Following a slow start to the summer climbing season in Pakistan, things are starting to pick-up at last. As reported last week, teams are finally arriving in their various Base Camps, including several expeditions that have already gone to work on K2, the crown jewel of the climbing scene in the Karakoram. But that won’t be the only mountain to see action in the coming weeks, and there is plenty of activity to come across the Karakoram and Himalaya.
Part of the reason for the slow start this year is due to bad weather preventing flights out of Islamabad to Skardu. Most of the climbers begin their journey by first making their way to Pakistan’s capital, and then either taking a short flight, or a very long 27-hour bus ride, to Skardu. Once there, they will drive for several more hours to reach the village of Askole, where the trek to BC begins. But, there have been a lot of flights scrubbed due to the inclement weather over the past few weeks, and it has put some of the climbers behind schedule.
The other reason things have been slow to develop is the new rule that says that all members of a team on the same climbing permit must travel together to BC. Some climbers like to arrive early, and begin their acclimatization process ahead of the rest of their group, but this year they have been unable to do that due to this newly instituted regulation. This has left some people stranded in Skardu while they wait for the rest of their team to catch up. It has also left some people very frustrated as well.
Amongst the arrivals into Pakistan this weekend were Alan Arnette, who found his first attempt to reach Skardu thwarted on Sunday, but he was able to safely make it there today. He’ll now proceed to Askole tomorrow, and likely start his trek to Base Camp on K2 on Tuesday of this week. Watch for regular updates and good insights into climbing the world’s toughest mountain in the days ahead.
After a few delays of their own, Al Hancock and Adrian Hayes are on their way to K2 BC at last as well, and should be reaching that milestone by tomorrow. They were one of the teams that got delayed due to the change in rules, but have been making good progress towards Base Camp since last week. As you can imagine, both men are eager to get started with their climb as well.
As for the teams that are already on K2, ExWeb reports that they have already been busy. Several of the squads have now established Camp 1 on the mountain, and in some cases have even gone higher. The Polish team, which is practicing for an upcoming winter attempt on the mountain, has gone as high as 6400 meters (20,997 ft), but have now retreated back to BC to rest. Reports indicate that there is a lot of fresh snow above that height, which will make things more challenging until it settles. K2 is well known for being prone to avalanches, and there is no need to press their luck in these early stages of the climb. Other teams on K2 at the moment include a Pakistani national team, and a pair of Greek climbers as well.

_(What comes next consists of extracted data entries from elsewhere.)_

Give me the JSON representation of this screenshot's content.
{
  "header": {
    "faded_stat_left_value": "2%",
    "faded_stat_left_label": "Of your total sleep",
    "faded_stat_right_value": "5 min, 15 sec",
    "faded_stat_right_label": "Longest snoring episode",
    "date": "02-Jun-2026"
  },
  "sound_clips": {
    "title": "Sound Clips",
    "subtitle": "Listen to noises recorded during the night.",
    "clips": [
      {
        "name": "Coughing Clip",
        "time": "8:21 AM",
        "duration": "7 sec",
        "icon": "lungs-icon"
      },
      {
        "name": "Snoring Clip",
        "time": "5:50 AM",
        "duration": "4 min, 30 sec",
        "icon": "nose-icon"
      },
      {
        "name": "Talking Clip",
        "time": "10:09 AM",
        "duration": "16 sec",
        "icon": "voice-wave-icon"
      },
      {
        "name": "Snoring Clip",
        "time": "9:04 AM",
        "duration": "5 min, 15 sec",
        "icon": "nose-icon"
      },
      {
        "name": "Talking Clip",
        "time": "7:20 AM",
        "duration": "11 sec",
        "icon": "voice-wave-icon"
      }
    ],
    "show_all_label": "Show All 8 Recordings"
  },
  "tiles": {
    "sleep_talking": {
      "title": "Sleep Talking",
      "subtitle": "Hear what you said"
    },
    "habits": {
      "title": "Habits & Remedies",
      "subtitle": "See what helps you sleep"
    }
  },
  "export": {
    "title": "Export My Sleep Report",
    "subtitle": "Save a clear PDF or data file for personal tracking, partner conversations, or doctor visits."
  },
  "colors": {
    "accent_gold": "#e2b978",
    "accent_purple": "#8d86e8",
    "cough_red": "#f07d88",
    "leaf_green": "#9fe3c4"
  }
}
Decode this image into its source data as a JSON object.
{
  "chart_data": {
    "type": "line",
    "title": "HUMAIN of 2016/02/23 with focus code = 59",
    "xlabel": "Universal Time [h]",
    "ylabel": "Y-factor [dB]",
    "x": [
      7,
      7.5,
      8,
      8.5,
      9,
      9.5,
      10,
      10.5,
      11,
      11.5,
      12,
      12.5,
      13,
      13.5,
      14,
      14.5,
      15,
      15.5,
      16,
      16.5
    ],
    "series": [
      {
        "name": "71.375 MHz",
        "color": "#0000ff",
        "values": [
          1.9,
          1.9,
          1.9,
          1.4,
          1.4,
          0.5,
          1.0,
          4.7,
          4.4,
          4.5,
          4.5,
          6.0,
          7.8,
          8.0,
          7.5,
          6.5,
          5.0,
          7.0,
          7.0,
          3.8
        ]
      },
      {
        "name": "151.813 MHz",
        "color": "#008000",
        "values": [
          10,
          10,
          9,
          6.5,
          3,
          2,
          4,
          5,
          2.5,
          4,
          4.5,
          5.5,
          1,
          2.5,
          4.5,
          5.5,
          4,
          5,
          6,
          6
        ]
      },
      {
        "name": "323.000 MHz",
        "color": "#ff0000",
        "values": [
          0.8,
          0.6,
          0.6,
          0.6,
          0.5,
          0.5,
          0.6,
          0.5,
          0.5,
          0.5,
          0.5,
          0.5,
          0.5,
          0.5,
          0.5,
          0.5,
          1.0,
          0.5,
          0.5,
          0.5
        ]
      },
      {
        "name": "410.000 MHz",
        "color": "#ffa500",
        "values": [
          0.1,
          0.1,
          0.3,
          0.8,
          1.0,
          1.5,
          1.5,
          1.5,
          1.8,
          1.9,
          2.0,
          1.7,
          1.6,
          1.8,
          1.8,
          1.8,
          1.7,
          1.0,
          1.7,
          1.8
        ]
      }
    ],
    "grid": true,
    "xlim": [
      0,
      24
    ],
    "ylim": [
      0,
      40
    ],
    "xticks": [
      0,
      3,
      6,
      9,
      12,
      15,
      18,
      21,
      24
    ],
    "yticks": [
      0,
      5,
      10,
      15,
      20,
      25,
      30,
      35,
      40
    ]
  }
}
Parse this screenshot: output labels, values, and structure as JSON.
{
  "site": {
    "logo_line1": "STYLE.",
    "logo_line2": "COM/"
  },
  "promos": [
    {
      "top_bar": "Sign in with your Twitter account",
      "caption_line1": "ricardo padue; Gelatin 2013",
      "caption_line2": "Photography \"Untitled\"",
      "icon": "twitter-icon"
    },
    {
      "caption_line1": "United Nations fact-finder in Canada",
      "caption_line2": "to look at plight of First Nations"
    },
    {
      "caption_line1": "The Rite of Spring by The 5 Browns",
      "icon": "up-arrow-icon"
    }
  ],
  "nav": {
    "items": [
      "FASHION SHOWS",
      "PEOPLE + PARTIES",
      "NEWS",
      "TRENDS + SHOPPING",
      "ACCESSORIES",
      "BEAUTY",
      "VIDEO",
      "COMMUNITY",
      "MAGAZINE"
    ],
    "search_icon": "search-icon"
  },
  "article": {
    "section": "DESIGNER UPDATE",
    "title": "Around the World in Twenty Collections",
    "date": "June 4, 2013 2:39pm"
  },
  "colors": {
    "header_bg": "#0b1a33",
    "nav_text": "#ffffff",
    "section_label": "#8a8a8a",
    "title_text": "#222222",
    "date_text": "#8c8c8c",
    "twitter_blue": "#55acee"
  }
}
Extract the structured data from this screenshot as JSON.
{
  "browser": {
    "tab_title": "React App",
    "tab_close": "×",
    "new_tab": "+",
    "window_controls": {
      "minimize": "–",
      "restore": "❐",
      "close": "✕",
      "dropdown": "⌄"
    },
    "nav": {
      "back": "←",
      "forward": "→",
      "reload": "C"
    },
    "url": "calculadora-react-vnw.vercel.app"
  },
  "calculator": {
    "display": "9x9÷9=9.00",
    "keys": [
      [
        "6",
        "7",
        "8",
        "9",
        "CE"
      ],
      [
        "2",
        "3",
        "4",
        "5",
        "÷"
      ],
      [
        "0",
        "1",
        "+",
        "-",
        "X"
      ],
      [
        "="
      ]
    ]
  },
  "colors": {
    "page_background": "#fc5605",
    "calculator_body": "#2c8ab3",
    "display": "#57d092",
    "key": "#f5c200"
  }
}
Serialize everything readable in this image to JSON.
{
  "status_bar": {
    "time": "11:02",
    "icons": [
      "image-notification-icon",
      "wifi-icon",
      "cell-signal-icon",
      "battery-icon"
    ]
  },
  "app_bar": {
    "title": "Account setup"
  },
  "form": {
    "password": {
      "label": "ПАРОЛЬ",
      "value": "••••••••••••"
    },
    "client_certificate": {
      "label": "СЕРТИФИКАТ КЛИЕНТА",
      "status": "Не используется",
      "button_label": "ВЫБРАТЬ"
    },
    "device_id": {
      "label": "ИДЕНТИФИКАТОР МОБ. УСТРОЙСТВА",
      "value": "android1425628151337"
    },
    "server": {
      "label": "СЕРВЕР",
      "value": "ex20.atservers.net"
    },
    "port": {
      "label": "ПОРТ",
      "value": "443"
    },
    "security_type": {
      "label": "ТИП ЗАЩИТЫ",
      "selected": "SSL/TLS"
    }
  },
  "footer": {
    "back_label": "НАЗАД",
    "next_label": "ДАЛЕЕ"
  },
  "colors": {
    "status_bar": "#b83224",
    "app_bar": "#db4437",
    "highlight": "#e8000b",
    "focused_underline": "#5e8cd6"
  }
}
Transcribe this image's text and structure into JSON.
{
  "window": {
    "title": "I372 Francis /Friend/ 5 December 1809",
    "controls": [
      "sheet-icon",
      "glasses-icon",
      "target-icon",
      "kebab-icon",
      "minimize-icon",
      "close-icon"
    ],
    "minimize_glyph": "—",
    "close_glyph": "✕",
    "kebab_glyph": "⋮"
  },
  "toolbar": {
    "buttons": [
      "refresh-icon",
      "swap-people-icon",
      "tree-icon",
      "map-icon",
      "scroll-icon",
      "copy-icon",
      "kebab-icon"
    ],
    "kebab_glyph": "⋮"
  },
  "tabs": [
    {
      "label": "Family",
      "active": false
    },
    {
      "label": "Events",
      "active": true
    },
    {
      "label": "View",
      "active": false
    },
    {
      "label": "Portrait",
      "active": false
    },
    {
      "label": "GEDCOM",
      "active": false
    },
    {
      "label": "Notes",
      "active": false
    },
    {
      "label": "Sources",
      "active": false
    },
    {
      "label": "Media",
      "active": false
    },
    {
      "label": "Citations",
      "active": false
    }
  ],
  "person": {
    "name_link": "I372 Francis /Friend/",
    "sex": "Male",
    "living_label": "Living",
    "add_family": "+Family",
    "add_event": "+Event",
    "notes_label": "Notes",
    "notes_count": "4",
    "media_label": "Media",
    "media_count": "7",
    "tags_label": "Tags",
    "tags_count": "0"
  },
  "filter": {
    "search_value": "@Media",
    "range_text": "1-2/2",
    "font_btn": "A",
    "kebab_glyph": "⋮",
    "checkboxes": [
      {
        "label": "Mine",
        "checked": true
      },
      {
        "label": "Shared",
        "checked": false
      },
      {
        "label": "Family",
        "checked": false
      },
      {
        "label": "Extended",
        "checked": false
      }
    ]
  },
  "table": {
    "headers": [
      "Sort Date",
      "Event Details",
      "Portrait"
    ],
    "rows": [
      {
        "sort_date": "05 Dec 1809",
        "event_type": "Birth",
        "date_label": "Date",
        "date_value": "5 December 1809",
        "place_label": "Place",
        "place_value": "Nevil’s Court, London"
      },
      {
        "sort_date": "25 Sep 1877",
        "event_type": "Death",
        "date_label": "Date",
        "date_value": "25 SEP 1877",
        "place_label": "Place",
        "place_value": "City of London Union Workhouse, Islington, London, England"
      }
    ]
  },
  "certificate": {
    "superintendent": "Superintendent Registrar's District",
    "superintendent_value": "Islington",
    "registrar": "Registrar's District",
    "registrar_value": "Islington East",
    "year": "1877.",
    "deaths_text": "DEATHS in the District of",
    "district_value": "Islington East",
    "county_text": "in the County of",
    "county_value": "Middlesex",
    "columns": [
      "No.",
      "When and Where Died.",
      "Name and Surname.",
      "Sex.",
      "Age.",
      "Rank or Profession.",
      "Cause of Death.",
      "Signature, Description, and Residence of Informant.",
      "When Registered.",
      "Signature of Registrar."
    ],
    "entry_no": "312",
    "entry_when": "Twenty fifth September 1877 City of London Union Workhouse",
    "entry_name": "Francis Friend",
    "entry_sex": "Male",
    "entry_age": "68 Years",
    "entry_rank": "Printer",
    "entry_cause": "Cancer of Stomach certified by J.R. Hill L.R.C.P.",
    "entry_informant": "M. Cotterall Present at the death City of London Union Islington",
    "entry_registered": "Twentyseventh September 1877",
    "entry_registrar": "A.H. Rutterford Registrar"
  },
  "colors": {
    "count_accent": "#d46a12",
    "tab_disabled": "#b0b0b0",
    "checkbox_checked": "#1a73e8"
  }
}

Elsewhere, things are starting to get interesting too. Over on Masherbrum I, Austrian climbers David Lama, Peter Ortner, and Hansjörg Auer, The trio have established BC on the mountain, and have been doing their preliminary scouting up to Camp 1. They are facing a massive challenge on a huge wall, that will push their skills to the limit. The North East Face of Masherbrum is a herculean task to say the least, and it will be interesting to see how well they do in the days ahead.
On Broad Peak, teams are starting to get settled as well. Australian climber Chris Jensen Burke has not checked in yet, but she’ll be warming up on BP before heading over to K2. Meanwhile, Polish and Pakistani teams already on the mountain have reportedly gone as high as 6000 meters (19,685 ft) as they acclimatize for the work ahead.
Finally, Turkish climber Tunç Findik is still playing the waiting game in Skardu. He hopes to bag both Gasherbrum I and II this year, but for now he must wait for two Chinese climbers, with whom he shares a permit, before he can proceed. Those climbers will not be attempting GI or GII, but because they are on the same team, they all must travel together. Frustrating to say the least, as the talented Findik is ready to get his expedition started.
More updates to come as teams arrive in BC, get settled, and begin their climbs as last.